D’ici quinze jours, le nouveau parti se réunira pour définir ses objectifs généraux, élaborer son programme et sa stratégie. D’ores et déjà, le nouveau parti apparaît comme la 4e force politique en Allemagne et les sondages lui donnent même des intentions de vote supérieures à 10 %, ce qui lui donnerait la 3e place après le CDU (Union chrétienne démocrate) et le SPD, avec en perspective les élections législatives de 2009 et les élections européennes de 2009.

Le processus de rapprochement

Lors de la chute de la RDA et son annexion par la RFA (République fédérale allemande), le SED (qui, contrairement aux idées communément répandues, n’était pas un parti unique) s’effondre. Est créé alors le PDS (qui n’est pas constitué comme on le dit de communistes "réformés" mais qui comprend plusieurs courants dont des trotskystes et des communistes organisés en courants. Le courant communiste est celui de la "plateforme communiste".

Le PDS limite son influence aux Länder (régions) de l’ancienne RDA, défend les intérêts des Allemands de l’Est désavantagés par rapport à l’Ouest (salaires plus bas, chômage plus élevé). À l’Ouest subsiste le DKP, parti communiste allemand, qui, compte tenu de l’anti-communisme développé au temps de la RFA etdes conditions drastiques pour se présenter aux élections, a une audience politique très faible.

En dépit de ses efforts, le PDS, qui tente de se présenter aux élections locales, tantôt seul, tantôt sur des listes d’union avec le DKP, ne parvient pas à s’implanter à l’Ouest, mais obtient des scores électoraux dépassant les 20 % à l’Est, dirigeant même un temps le land du Mecklembourg. Réélu en 2002, le social-démocrate Gerard Schröder mène une politique libérale : cadeaux fiscaux au patronat, politique anti-sociale, agenda 2010 avec notamment la loi Herz IV qui diminue les allocations chômage et le nombre de chômeurs ayants droit. Une politique qui provoque la colère des travailleurs avec les célèbres manifestations du lundi à l’Est.

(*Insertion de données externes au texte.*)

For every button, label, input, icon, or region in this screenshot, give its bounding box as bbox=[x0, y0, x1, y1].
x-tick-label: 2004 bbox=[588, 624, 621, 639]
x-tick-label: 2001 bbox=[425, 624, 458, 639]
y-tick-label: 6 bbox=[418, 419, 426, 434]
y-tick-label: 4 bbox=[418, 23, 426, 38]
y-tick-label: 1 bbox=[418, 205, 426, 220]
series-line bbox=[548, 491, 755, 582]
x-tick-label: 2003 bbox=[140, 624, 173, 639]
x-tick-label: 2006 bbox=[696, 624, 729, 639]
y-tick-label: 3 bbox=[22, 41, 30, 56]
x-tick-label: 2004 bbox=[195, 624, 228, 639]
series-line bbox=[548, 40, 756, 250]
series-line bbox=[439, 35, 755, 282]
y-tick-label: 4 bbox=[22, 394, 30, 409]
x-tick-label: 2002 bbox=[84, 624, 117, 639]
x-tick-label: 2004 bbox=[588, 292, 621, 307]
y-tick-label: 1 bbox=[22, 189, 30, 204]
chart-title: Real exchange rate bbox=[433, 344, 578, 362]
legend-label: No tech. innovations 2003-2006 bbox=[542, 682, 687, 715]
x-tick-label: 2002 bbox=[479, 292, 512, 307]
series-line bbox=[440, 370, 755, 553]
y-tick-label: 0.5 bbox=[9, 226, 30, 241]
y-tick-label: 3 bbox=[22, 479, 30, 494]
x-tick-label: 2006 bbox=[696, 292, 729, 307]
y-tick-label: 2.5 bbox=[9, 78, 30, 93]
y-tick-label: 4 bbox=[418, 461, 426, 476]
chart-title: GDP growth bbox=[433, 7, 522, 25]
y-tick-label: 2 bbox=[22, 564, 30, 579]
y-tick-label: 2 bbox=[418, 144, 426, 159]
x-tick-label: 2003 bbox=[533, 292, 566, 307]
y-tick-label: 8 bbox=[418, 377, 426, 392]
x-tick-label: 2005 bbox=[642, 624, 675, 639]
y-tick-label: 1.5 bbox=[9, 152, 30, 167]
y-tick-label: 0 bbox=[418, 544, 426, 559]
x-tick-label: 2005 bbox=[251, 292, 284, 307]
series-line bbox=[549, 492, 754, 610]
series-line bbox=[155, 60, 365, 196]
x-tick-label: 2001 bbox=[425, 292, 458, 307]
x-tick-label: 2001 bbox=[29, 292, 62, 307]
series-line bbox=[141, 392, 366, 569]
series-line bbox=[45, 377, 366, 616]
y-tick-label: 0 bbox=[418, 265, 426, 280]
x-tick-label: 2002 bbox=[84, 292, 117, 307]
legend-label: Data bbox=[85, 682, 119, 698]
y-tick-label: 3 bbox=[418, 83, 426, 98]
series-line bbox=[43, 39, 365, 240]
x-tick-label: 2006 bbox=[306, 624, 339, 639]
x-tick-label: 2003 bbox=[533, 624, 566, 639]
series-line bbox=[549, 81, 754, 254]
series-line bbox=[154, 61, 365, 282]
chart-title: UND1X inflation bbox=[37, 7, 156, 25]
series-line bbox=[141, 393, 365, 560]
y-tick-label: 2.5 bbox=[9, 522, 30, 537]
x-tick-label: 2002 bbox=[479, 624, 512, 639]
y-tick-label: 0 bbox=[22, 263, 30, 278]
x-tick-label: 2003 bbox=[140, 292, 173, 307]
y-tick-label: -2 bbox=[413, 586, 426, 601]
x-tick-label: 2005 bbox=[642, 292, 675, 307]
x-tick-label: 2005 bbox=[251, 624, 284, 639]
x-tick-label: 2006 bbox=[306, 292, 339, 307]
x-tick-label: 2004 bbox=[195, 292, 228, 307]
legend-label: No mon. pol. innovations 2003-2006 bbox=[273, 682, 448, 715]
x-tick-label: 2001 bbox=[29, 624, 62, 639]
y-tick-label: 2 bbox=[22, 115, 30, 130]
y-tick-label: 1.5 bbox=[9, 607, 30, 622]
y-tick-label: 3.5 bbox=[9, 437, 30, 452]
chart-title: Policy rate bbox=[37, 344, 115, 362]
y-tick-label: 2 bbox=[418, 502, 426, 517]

À l’Ouest, la politique de G. Schröder provoque aussi desmécontentements et les milieux syndicaux liés de tout temps au SPD s’écartent du parti, notamment ceux d’IG Metall. Se constitue alors, en novembre 2004, la WAGS, en vue des élections électorales régionales et nationales.

Du rapprochement à la fusion

Aux élections régionales, le WASG présentait des candidats, mais son score restait modeste. À l’Est, le PDS progressait aux dépens du SPD et même de la CDU. La WASG se renforçait cependant avec l’adhésion d’Oskar Lafontaine, ancien président du SPD, ministre du 1er gouvernement de Schröder, mais qui démissionnait en désaccord sur les questions sociales. Au PDS, l’ancien président du parti, Gregor Gysi, militait pour un rapprochement avec la WASG. Il parvenait à faire triompher cette orientation au Congrès du PDS, qui prenait le nom de Linkspartei, modifiait ses statuts en vue d’un rapprochement et d’une fusion avec la WAGS. Critiqué par l’aile gauche du SPD au Bundestag (Parlement), Gerard Schröder démissionnait et provoquait des élections anticipées en 2005.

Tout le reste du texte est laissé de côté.